Une chorégraphie finement tissée
Il n’y a aucune coïncidence dans cette mise en scène imaginée comme un casse-tête dont les morceaux s’imbriquent peu à peu les uns dans les autres: la métaphore de Batman, présente à travers de nombreux petits et grands détails, les liens entre Simon et son père, même la combinaison orange que porte Olivier Normand et qui semble, à première vue, pour le moins excentrique sur le dos d’un sculpteur: rien n’est laissé au hasard.
Le contexte politique de l’époque où le Québec tentait d’accéder à sa souveraineté et d’élire son premier gouvernement indépendantiste s’intègre à l’histoire au moyen de multiples archives diffusées en arrière-plan et fait écho au périple intérieur traversé par Simon.

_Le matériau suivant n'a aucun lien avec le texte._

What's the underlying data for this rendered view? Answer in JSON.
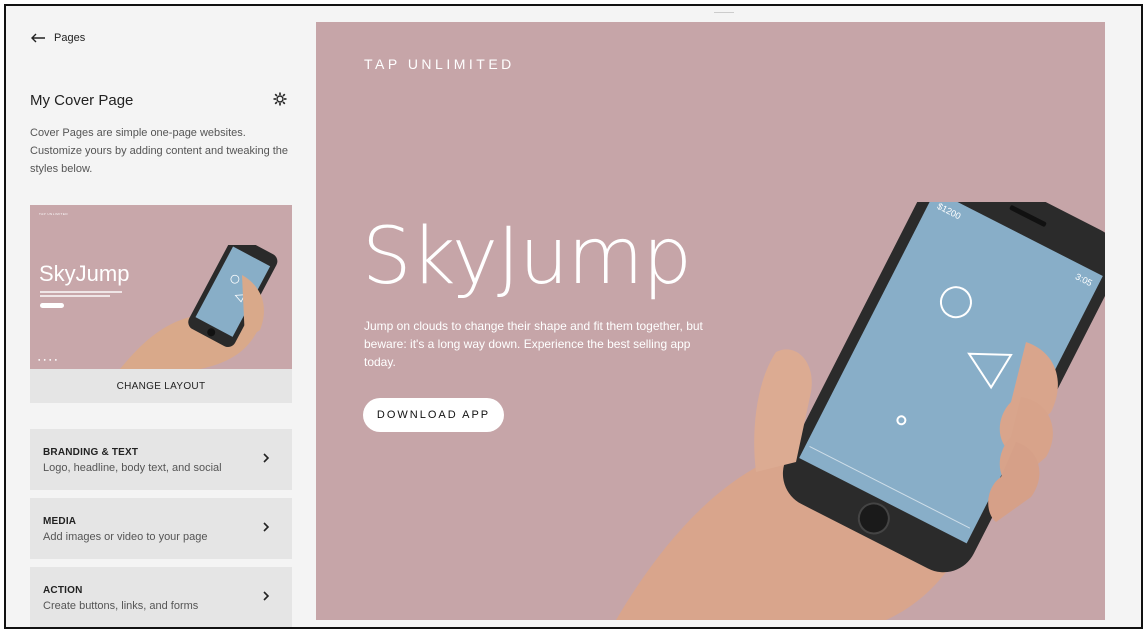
{
  "sidebar": {
    "back_label": "Pages",
    "page_title": "My Cover Page",
    "description": "Cover Pages are simple one-page websites. Customize yours by adding content and tweaking the styles below.",
    "thumbnail": {
      "brand": "TAP UNLIMITED",
      "headline": "SkyJump",
      "button": "DOWNLOAD APP"
    },
    "change_layout_label": "CHANGE LAYOUT",
    "panels": [
      {
        "title": "BRANDING & TEXT",
        "subtitle": "Logo, headline, body text, and social"
      },
      {
        "title": "MEDIA",
        "subtitle": "Add images or video to your page"
      },
      {
        "title": "ACTION",
        "subtitle": "Create buttons, links, and forms"
      }
    ]
  },
  "preview": {
    "brand": "TAP UNLIMITED",
    "headline": "SkyJump",
    "body": "Jump on clouds to change their shape and fit them together, but beware: it's a long way down. Experience the best selling app today.",
    "button_label": "DOWNLOAD APP",
    "phone_status_left": "$1200",
    "phone_status_right": "3:05",
    "background_color": "#c6a5a8"
  }
}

Olivier Normand s’est vu attribuer une tâche colossale lorsqu’on lui a demandé de reprendre la narration de cette histoire: il incarne non seulement Simon à différents âges, mais également sa mère, son oncle, son père, ses amis Sophie, Mathieu et Éric, en plus d’un prêtre et d’un médecin! Sa performance est effectuée avec tant de fluidité que l’on met un certain temps à se rendre compte que c’est bel et bien lui qui parle derrière chaque marionnette.
Olivier Normand parvient tour à tour à se fondre derrière les petits personnages et à commander la scène lorsque cette dernière le requiert.
Le travail des marionnettistes, tous vêtus et cagoulés de noir sur scène, ne saurait être passé sous silence: le réalisme avec lequel se meuvent les marionnettes (notons le chien aux émotions débordantes qui pourchasse Simon à travers la banlieue) nécessite une chorégraphie exigeante et calculée avec la plus grande précision.
Si Courville épate et éblouit grâce à sa mise en scène et sa scénographie spectaculaires, on en ressort néanmoins le cœur serré par la lourdeur de son propos et la souffrance de ses personnages: alcoolisme, suicide, deuil, honte, entre autres, imprègnent la pièce d’un parfum amer.
C’est toutefois la marque d’une grande œuvre: parvenir à faire réfléchir autant qu’à divertir.